“The NHS relies on using data effectively to deliver care to individuals, to plan and manage services and for research to improve care in the future. The Covid-19 pandemic has accelerated the effective use of health data, from identifying patients who needed to shield, to driving the vaccine programme, and identifying and testing new treatments. Data from patients’ hospital and GP records has been critical to these achievements, which necessitated data sharing, with stringent controls, to organisations that the NHS worked with to develop new treatments and deliver services.
Looking forward, it is vital to keep up the data momentum which developed during the Covid pandemic, to enable us to address the very big challenges facing health and care. There is a real urgency to use real time data more effectively to plan and prioritise treatment based on need. We need to understand how we can and ensure we are putting resources in the right places, and which services can be delivered remotely and which can’t. We also need to be able to track health needs of people who have had Covid-19 and what their future health needs are likely to be.
While there are challenges and concerns about ‘sharing data’, we must not loose sight of the fact that over time millions of lives have been saved by treatments identified from analysis of health data, and the NHS has become more efficient through use of data from health records.” Sarah Scobie, Deputy Director of Research, Nuffield Trust.
For more information on how data is used see General Practice Data for Planning and Research (GPDPR) – NHS Digital
However Terry Hook identifies gives the awareness of how the data can be exploited, he explains how hackers can provide this data to criminals and medical data is valuable.
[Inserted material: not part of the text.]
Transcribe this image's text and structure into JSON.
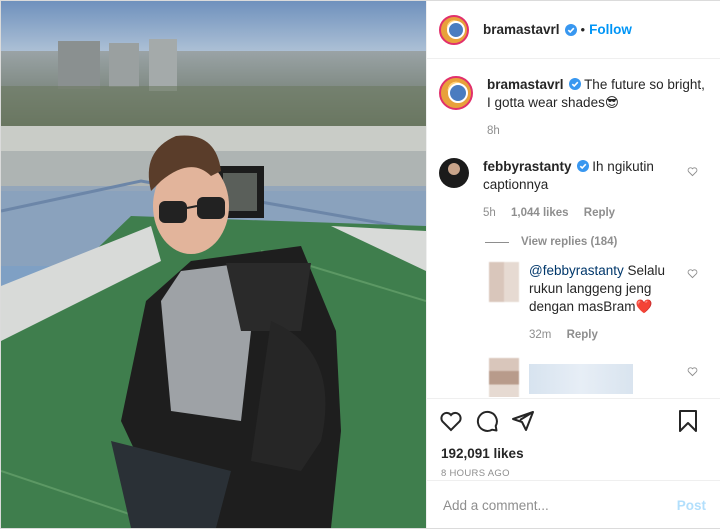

Once an individual’s password is gained and then they can get into an individual’s email account, then they can change the rules. They can have conversations with bank managers and doctors and the individual will not know. The bank manager or doctor will believe that they are speaking to the right person.
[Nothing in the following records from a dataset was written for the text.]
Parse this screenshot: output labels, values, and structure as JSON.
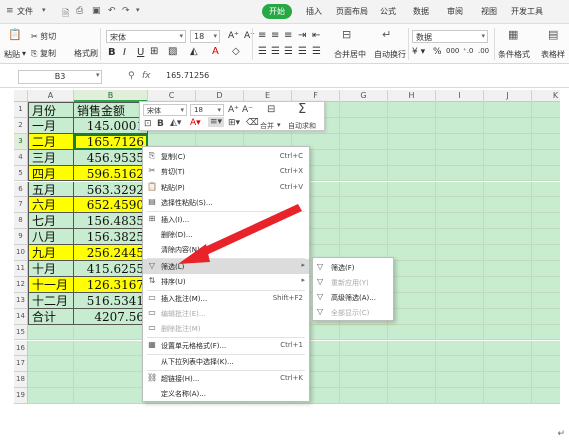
{
  "ribbon": {
    "file_menu": "文件",
    "tabs": [
      "开始",
      "插入",
      "页面布局",
      "公式",
      "数据",
      "审阅",
      "视图",
      "开发工具"
    ],
    "active_tab": "开始"
  },
  "toolbar": {
    "paste": "粘贴",
    "cut": "剪切",
    "copy": "复制",
    "format_painter": "格式刷",
    "font_name": "宋体",
    "font_size": "18",
    "merge_center": "合并居中",
    "wrap_text": "自动换行",
    "number_format": "数据",
    "conditional_format": "条件格式",
    "table_style": "表格样"
  },
  "formula_bar": {
    "name_box": "B3",
    "fx_label": "fx",
    "value": "165.71256"
  },
  "grid": {
    "columns": [
      "A",
      "B",
      "C",
      "D",
      "E",
      "F",
      "G",
      "H",
      "I",
      "J",
      "K"
    ],
    "rows": [
      "1",
      "2",
      "3",
      "4",
      "5",
      "6",
      "7",
      "8",
      "9",
      "10",
      "11",
      "12",
      "13",
      "14",
      "15",
      "16",
      "17",
      "18",
      "19"
    ],
    "header": {
      "a": "月份",
      "b": "销售金额"
    },
    "data": [
      {
        "a": "一月",
        "b": "145.0001",
        "yellow": false
      },
      {
        "a": "二月",
        "b": "165.7126",
        "yellow": true
      },
      {
        "a": "三月",
        "b": "456.9535",
        "yellow": false
      },
      {
        "a": "四月",
        "b": "596.5162",
        "yellow": true
      },
      {
        "a": "五月",
        "b": "563.3292",
        "yellow": false
      },
      {
        "a": "六月",
        "b": "652.4590",
        "yellow": true
      },
      {
        "a": "七月",
        "b": "156.4835",
        "yellow": false
      },
      {
        "a": "八月",
        "b": "156.3825",
        "yellow": false
      },
      {
        "a": "九月",
        "b": "256.2445",
        "yellow": true
      },
      {
        "a": "十月",
        "b": "415.6255",
        "yellow": false
      },
      {
        "a": "十一月",
        "b": "126.3167",
        "yellow": true
      },
      {
        "a": "十二月",
        "b": "516.5341",
        "yellow": false
      },
      {
        "a": "合计",
        "b": "4207.56",
        "yellow": false
      }
    ]
  },
  "mini_toolbar": {
    "font_name": "宋体",
    "font_size": "18",
    "merge": "合并",
    "autosum": "自动求和"
  },
  "context_menu": {
    "items": [
      {
        "icon": "copy-icon",
        "glyph": "⎘",
        "label": "复制(C)",
        "shortcut": "Ctrl+C"
      },
      {
        "icon": "cut-icon",
        "glyph": "✂",
        "label": "剪切(T)",
        "shortcut": "Ctrl+X"
      },
      {
        "icon": "paste-icon",
        "glyph": "📋",
        "label": "粘贴(P)",
        "shortcut": "Ctrl+V"
      },
      {
        "icon": "paste-special-icon",
        "glyph": "▤",
        "label": "选择性粘贴(S)...",
        "shortcut": ""
      },
      {
        "icon": "insert-icon",
        "glyph": "⊞",
        "label": "插入(I)...",
        "shortcut": ""
      },
      {
        "icon": "",
        "glyph": "",
        "label": "删除(D)...",
        "shortcut": ""
      },
      {
        "icon": "",
        "glyph": "",
        "label": "清除内容(N)",
        "shortcut": ""
      },
      {
        "icon": "filter-icon",
        "glyph": "▽",
        "label": "筛选(L)",
        "shortcut": ""
      },
      {
        "icon": "sort-icon",
        "glyph": "⇅",
        "label": "排序(U)",
        "shortcut": ""
      },
      {
        "icon": "comment-icon",
        "glyph": "▭",
        "label": "插入批注(M)...",
        "shortcut": "Shift+F2"
      },
      {
        "icon": "edit-comment-icon",
        "glyph": "▭",
        "label": "编辑批注(E)...",
        "shortcut": ""
      },
      {
        "icon": "delete-comment-icon",
        "glyph": "▭",
        "label": "删除批注(M)",
        "shortcut": ""
      },
      {
        "icon": "format-cells-icon",
        "glyph": "▦",
        "label": "设置单元格格式(F)...",
        "shortcut": "Ctrl+1"
      },
      {
        "icon": "",
        "glyph": "",
        "label": "从下拉列表中选择(K)...",
        "shortcut": ""
      },
      {
        "icon": "hyperlink-icon",
        "glyph": "⛓",
        "label": "超链接(H)...",
        "shortcut": "Ctrl+K"
      },
      {
        "icon": "",
        "glyph": "",
        "label": "定义名称(A)...",
        "shortcut": ""
      }
    ]
  },
  "filter_submenu": {
    "items": [
      {
        "glyph": "▽",
        "label": "筛选(F)",
        "disabled": false
      },
      {
        "glyph": "▽",
        "label": "重新应用(Y)",
        "disabled": true
      },
      {
        "glyph": "▽",
        "label": "高级筛选(A)...",
        "disabled": false
      },
      {
        "glyph": "▽",
        "label": "全部显示(C)",
        "disabled": true
      }
    ]
  },
  "colors": {
    "accent": "#27a844",
    "sheet_bg": "#c7eccf",
    "highlight": "#ffff00",
    "arrow": "#e8232a"
  }
}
The consequences of this are huge, individuals can be held to ransom for their medical history and banks, hackers can make arrangements for money to be transferred to where it shouldn’t.
Finally, Dr Rosie Shire who gives her concern on how sharing data can affect doctors, and how this could reduce patient trust. Patients must consent but need to know the risks and benefits and to do this means it needs to be publicised more. The opt out option has been given to the GPs for their responsibility to distribute and manage which is not only time consuming for practices, but it also brings awareness that patience need to be internet friendly to be able to find it.
What does this mean?
You decide, you can either consent to having your medical data being shared for research or opt out if you want to keep control and keep it secure.